In the last test investigation, the proposed controller algorithm’s performance was evaluated under the Asphalt road profile, which represents typical highway driving road conditions. The experimental results are shown in Figure 8. As shown in Figure 8(a), the designed adaptive controller achieves excellent tracking accuracy. The magnitude of the control signals is presented in Figure 8(b) and Figure 8(c). The required control voltages are significantly lower than the control input voltages at Cobblestone and Paving stones. The adaptive parameters were shown in Figure 8(d)-(f). These three distinct road profiles with varying characteristics validate the reliability and repeatability of the proposed adaptive control strategy for real-world suspension testing applications. As summarized in Table 3, the numerical metrics confirm the superiority of the proposed framework. The Root Mean Square Error (RMSE) values remain consistently low across varying road profiles, demonstrating the robustness of the control algorithm against different disturbances. Furthermore, the minimal standard deviation of the tracking error indicates high precision and a smooth control response with negligible chattering.

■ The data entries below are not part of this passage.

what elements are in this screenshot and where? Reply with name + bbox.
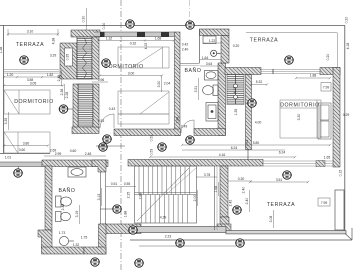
upper bath toilet [203, 85, 218, 96]
grid bubble 16 [128, 226, 138, 234]
grid bubble 18 [235, 239, 245, 247]
stair wall foot block [217, 224, 231, 232]
svg-text:1.68: 1.68 [155, 36, 162, 40]
bath right wall double line [100, 172, 102, 224]
closet column bottom hatched bar [72, 127, 99, 134]
staircase second diagonal [166, 168, 196, 195]
grid bubble 8 [247, 99, 257, 107]
grid bubble 17 [175, 239, 185, 247]
svg-text:TERRAZA: TERRAZA [250, 38, 278, 44]
bed2 center dormitorio [118, 91, 169, 124]
svg-text:3.50: 3.50 [157, 81, 161, 88]
svg-text:3.64: 3.64 [206, 62, 213, 66]
duct shaft next to upper bath [227, 75, 244, 105]
dimension 2.99 0.60 2.48 bath top [44, 155, 106, 157]
lower bath bidet [56, 212, 71, 222]
dimension 0.96 [92, 81, 108, 83]
bottom wall gray band under stairs [130, 227, 226, 233]
svg-text:2.49: 2.49 [181, 125, 188, 129]
dimension 5.80 right center [181, 144, 331, 146]
mid wall window lines right [263, 161, 333, 166]
closet column right hatched wall upper [92, 37, 99, 79]
svg-text:1.20: 1.20 [7, 73, 14, 77]
svg-text:3.08: 3.08 [269, 216, 273, 223]
terraza bottom corner vertical [351, 228, 353, 240]
svg-text:5.32: 5.32 [256, 80, 263, 84]
wall left step block beside duct (hatched) [60, 43, 77, 79]
upper bath sink [205, 71, 219, 81]
wall pier [100, 32, 105, 37]
mid wall corner block at bath top right [92, 160, 106, 172]
outer wall right [344, 26, 346, 234]
svg-text:4.38: 4.38 [52, 38, 56, 45]
right unit closet right wall (hatched) [221, 36, 229, 64]
svg-text:1.68: 1.68 [214, 186, 218, 193]
duct zigzag [83, 38, 87, 78]
wardrobe/duct ladder upper [77, 37, 92, 79]
svg-text:6.24: 6.24 [231, 146, 238, 150]
bubble 9 leader [18, 167, 20, 170]
dimension 1.88 right dorm [295, 77, 331, 79]
wall between center dormitorio and bath (vertical hatched) [175, 32, 181, 136]
svg-text:1.73: 1.73 [59, 231, 66, 235]
wardrobe right dormitorio [318, 103, 331, 139]
svg-text:4.29: 4.29 [160, 215, 167, 219]
svg-text:1.88: 1.88 [310, 73, 317, 77]
svg-text:3.13: 3.13 [97, 194, 101, 201]
svg-text:0.51: 0.51 [111, 182, 118, 186]
axis centerline A [120, 0, 122, 270]
svg-text:0.20: 0.20 [233, 44, 240, 48]
wardrobe ladder lower [78, 84, 93, 128]
lower bath sink [68, 167, 86, 177]
svg-text:0.60: 0.60 [70, 149, 77, 153]
svg-text:2.40: 2.40 [245, 198, 249, 205]
left wing lower band [0, 162, 42, 167]
dimension 0.30 vertical top [86, 8, 88, 30]
svg-text:1.32: 1.32 [106, 36, 113, 40]
mid wall hatched center (stairs to terraza) [128, 160, 263, 167]
svg-text:0.20: 0.20 [326, 54, 330, 61]
svg-text:2.25: 2.25 [127, 192, 131, 199]
right dorm wall thin continuation [247, 150, 249, 161]
svg-text:0.30: 0.30 [82, 16, 86, 23]
dimension 4.16 [149, 156, 296, 158]
svg-text:2.40: 2.40 [242, 187, 246, 194]
svg-text:2.88: 2.88 [176, 117, 180, 124]
dimension 1.22 closet right [203, 42, 222, 44]
svg-text:1.35: 1.35 [234, 109, 238, 116]
dimension 3.51 terraza bottom [249, 181, 309, 183]
svg-text:3.60: 3.60 [19, 148, 26, 152]
svg-text:2.69: 2.69 [50, 149, 57, 153]
svg-text:3.30: 3.30 [297, 114, 301, 121]
svg-text:2.04: 2.04 [164, 81, 171, 85]
staircase treads lower flight [141, 195, 187, 224]
closet boiler circle [211, 50, 221, 56]
dimension 1.64 closet right [200, 59, 221, 61]
svg-text:2.00: 2.00 [193, 195, 197, 202]
upper bath bottom wall [194, 129, 226, 136]
staircase treads upper flight [139, 166, 190, 195]
right unit closet top bar (hatched) [200, 29, 230, 36]
window terraza TR sill lines [261, 70, 320, 74]
center dorm door arc [100, 114, 114, 128]
wall pier [137, 32, 145, 37]
dimension 0.51 0.55 hall [106, 186, 136, 188]
bed1 center dormitorio [118, 47, 169, 68]
right exterior wall hatched band top [320, 68, 340, 75]
vertical dimension 2.40 terraza [249, 190, 251, 212]
terraza TR bottom wall hatch left [225, 68, 261, 75]
staircase right railing [214, 166, 216, 230]
grid bubble 4 [101, 59, 111, 67]
dimension 6.24 [182, 149, 285, 151]
svg-text:7.99: 7.99 [321, 201, 328, 205]
svg-text:0.53: 0.53 [150, 149, 154, 156]
right exterior wall hatched vertical [333, 68, 340, 168]
duct label box 0.35 [65, 48, 73, 66]
grid bubble 10 [102, 135, 112, 143]
svg-text:1.38: 1.38 [0, 47, 3, 54]
grid bubble 9 [13, 169, 23, 177]
vertical dimension 3.51 upper bath [198, 78, 200, 100]
right unit closet left wall line [199, 29, 201, 63]
svg-text:0.20: 0.20 [345, 17, 349, 24]
svg-text:3.51: 3.51 [276, 178, 283, 182]
dimension 0.30 stairs wall [228, 180, 252, 182]
dimension 3.00 center dorm [99, 74, 163, 76]
stair wall lower segment [220, 217, 229, 227]
svg-text:2.38: 2.38 [60, 89, 64, 96]
closet column left hatched wall lower [73, 84, 78, 128]
vertical dimension 3.19 bath [79, 205, 81, 224]
svg-text:3.78: 3.78 [204, 173, 211, 177]
vertical dimension 3.50 center dorm [161, 76, 163, 92]
svg-text:DORMITORIO: DORMITORIO [14, 99, 54, 105]
svg-text:2.42: 2.42 [229, 200, 233, 207]
dimension 3.78 stairs [196, 176, 217, 178]
svg-text:2.40: 2.40 [182, 48, 189, 52]
bottom dim line between bubbles [139, 245, 236, 247]
grid bubble 12 [157, 143, 167, 151]
svg-text:3.00: 3.00 [128, 71, 135, 75]
svg-text:1.65: 1.65 [324, 155, 331, 159]
svg-text:2.48: 2.48 [61, 204, 65, 211]
outer wall top inner line right [246, 32, 337, 34]
svg-text:0.32: 0.32 [130, 41, 137, 45]
outer wall left [3, 26, 5, 154]
svg-text:1.64: 1.64 [202, 56, 209, 60]
svg-text:2.88: 2.88 [139, 193, 143, 200]
closet column right hatched wall lower [93, 84, 99, 128]
dimension row left dorm top 1.20 3.58 1.82 [3, 76, 60, 78]
svg-text:1.88: 1.88 [124, 211, 128, 218]
lower bath washbasin round [59, 236, 74, 245]
svg-text:0.30: 0.30 [102, 23, 106, 30]
corridor top wall segment [114, 129, 181, 136]
vertical dimension 3.35 left [8, 112, 10, 130]
grid bubble 13 [185, 136, 195, 144]
svg-text:BAÑO: BAÑO [58, 187, 75, 194]
svg-text:3.10: 3.10 [27, 30, 34, 34]
vertical dimension 2.38 [64, 84, 66, 100]
bed left dormitorio [4, 90, 50, 114]
svg-text:4.00: 4.00 [255, 121, 262, 125]
svg-text:0.53: 0.53 [98, 119, 105, 123]
closet cabinet [203, 36, 216, 44]
staircase landing lines [135, 194, 197, 196]
mid wall hatched above lower bath [42, 160, 108, 167]
dimension 3.64 upper bath [200, 65, 222, 67]
svg-text:2.23: 2.23 [165, 234, 172, 238]
lower bath left wall step [38, 230, 52, 248]
bubble pair leader line [96, 145, 125, 147]
grid bubble 7 [59, 105, 69, 113]
outer wall right inner [336, 33, 338, 70]
lower bath toilet [56, 196, 72, 207]
stair wall T vertical (hatched) [220, 166, 228, 217]
terraza door pillar right [335, 190, 344, 230]
grid bubble 11 [98, 143, 108, 151]
wall top of center dormitorio (grey band) [95, 32, 175, 37]
boxed label 7.99 terraza [318, 198, 330, 206]
svg-text:3.80: 3.80 [23, 141, 30, 145]
svg-text:5.80: 5.80 [253, 141, 260, 145]
grid bubble hall [112, 205, 122, 213]
grid bubble 1 [125, 20, 135, 28]
lower bath right wall lower [84, 247, 106, 254]
staircase outline [135, 166, 197, 223]
window terraza TL sill lines [3, 70, 59, 74]
svg-text:3.29: 3.29 [50, 54, 57, 58]
svg-text:3.35: 3.35 [4, 118, 8, 125]
svg-text:2.48: 2.48 [85, 152, 92, 156]
axis centerline B [189, 0, 191, 25]
grid bubble 2 [185, 21, 195, 29]
vertical dimension 2.48 [61, 70, 63, 86]
svg-text:0.53: 0.53 [150, 135, 154, 142]
lower bath left wall (hatched) [45, 166, 52, 230]
terraza bottom outer line [130, 239, 352, 241]
svg-text:1.22: 1.22 [209, 39, 216, 43]
svg-text:2.28: 2.28 [65, 92, 69, 99]
grid bubble 20 [134, 259, 144, 267]
svg-text:4.16: 4.16 [219, 153, 226, 157]
terraza corner diagonal [345, 234, 352, 241]
upper bath door arc [181, 120, 194, 133]
wall left of right dormitorio (vertical hatched) [246, 75, 252, 150]
mid wall pier right [316, 161, 325, 167]
svg-text:0.29: 0.29 [343, 113, 350, 117]
svg-text:0.96: 0.96 [98, 78, 105, 82]
svg-text:DORMITORIO: DORMITORIO [280, 103, 320, 109]
grid bubble 6 [284, 56, 294, 64]
svg-text:0.15: 0.15 [339, 170, 343, 177]
vertical dimension 2.00 stairs [197, 190, 199, 206]
svg-text:6.24: 6.24 [279, 150, 286, 154]
grid bubble 19 [90, 258, 100, 266]
boxed label 7.99 right dormitorio [321, 83, 331, 92]
wall pier [161, 32, 169, 37]
grid bubble 3 [19, 56, 29, 64]
wall right of upper bath (vertical hatched) [218, 63, 226, 136]
bed2 left dormitorio [4, 132, 50, 153]
bottom center wall vertical (hatched) [99, 224, 107, 254]
outer wall top [0, 25, 345, 27]
wall top bar of closet column (hatched) [71, 30, 100, 37]
svg-text:1.01: 1.01 [5, 155, 12, 159]
vertical dimension 1.68 stairs [218, 182, 220, 196]
svg-text:1.32: 1.32 [73, 243, 80, 247]
left unit bottom wall [0, 153, 50, 155]
svg-text:0.55: 0.55 [124, 182, 131, 186]
dimension row center top 1.32 / 1.68 [97, 39, 175, 41]
upper bath shower [206, 103, 218, 122]
vertical dimension 3.13 bath [101, 188, 103, 206]
svg-text:0.30: 0.30 [238, 177, 245, 181]
bed right dormitorio [280, 100, 321, 138]
svg-text:4.18: 4.18 [346, 43, 350, 50]
staircase cut diagonal [137, 168, 189, 221]
svg-text:TERRAZA: TERRAZA [16, 42, 44, 48]
svg-text:0.43: 0.43 [109, 107, 116, 111]
svg-text:1.82: 1.82 [47, 73, 54, 77]
svg-text:4.15: 4.15 [144, 43, 148, 50]
svg-text:3.05: 3.05 [30, 81, 37, 85]
vertical dimension 3.08 terraza [273, 210, 275, 228]
svg-text:0.53: 0.53 [245, 140, 249, 147]
svg-text:0.35: 0.35 [66, 54, 70, 61]
svg-text:3.19: 3.19 [75, 211, 79, 218]
dimension 5.32 right dorm [250, 83, 268, 85]
dimension 3.10 terraza TL [7, 29, 59, 36]
grid bubble 15 [232, 206, 242, 214]
grid bubble 14 [282, 171, 292, 179]
svg-text:TERRAZA: TERRAZA [267, 202, 295, 208]
svg-text:2.99: 2.99 [55, 152, 62, 156]
window middle post [272, 69, 274, 74]
svg-text:3.51: 3.51 [194, 86, 198, 93]
lower bath bottom wall [42, 247, 85, 254]
upper bath top shelf lines [180, 63, 200, 65]
svg-text:BAÑO: BAÑO [184, 67, 201, 74]
svg-text:1.75: 1.75 [81, 235, 88, 239]
svg-text:2.48: 2.48 [57, 75, 61, 82]
svg-text:0.42: 0.42 [182, 43, 189, 47]
bottom center wall L horizontal (hatched) [101, 224, 141, 234]
terraza bottom parapet band [226, 231, 346, 234]
dimension 3.05 left dorm [3, 84, 64, 86]
svg-text:4.18: 4.18 [233, 87, 237, 94]
dimension 3.80 / 3.60 left bottom [3, 144, 49, 146]
svg-text:7.99: 7.99 [323, 86, 330, 90]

The additional investigations in future studies can add to the understanding and applicability of the proposed adaptive control approach in real-world motorcycle testing environments. Potential additional researches for future research are summarized below:

• The adaptive control law can be further improved by integrating machine learning–based controllers to improve the adaptation to time-varying road conditions automatically.
• The hydraulic actuation system could be enhanced through the use of high-response servo valves to achieve higher-frequency tracking capability.
• Real-road data acquisition could be expanded to include various weather conditions and loading scenarios to assess the robustness and generalizability of the proposed method.
  These extensions can widen the applicability of the proposed framework and contribute to the development of intelligent, high-fidelity motorcycle simulators capable of realistic road signals.

4. Conclusions

This study has successfully established a comprehensive experimental-analytical framework for motorcycle testing in a laboratory environment. In the framework, integration of Fourier-based curve fitting with a nonlinear adaptive backstepping control algorithm was done. Thus, the proposed methodology effectively overcomes the limitations associated with noise in traditional signal reconstruction. The performance investigation of the framework was conducted across three different road surfaces, while the adaptive controller ensures superior trajectory tracking performance despite parametric uncertainties at the hydraulic valve. The numerical performance results also show the superior performance of the system, achieving Root Mean Square Errors as low as 1.3 mm and a low standard deviation. Furthermore, the controller displayed remarkable robustness, maintaining consistent performance with low tracking error at the different road characteristics. Consequently, this framework validates itself as a reliable and effective tool for rigorous fatigue analysis and vehicle development, offering a high-fidelity alternative to costly on-road testing.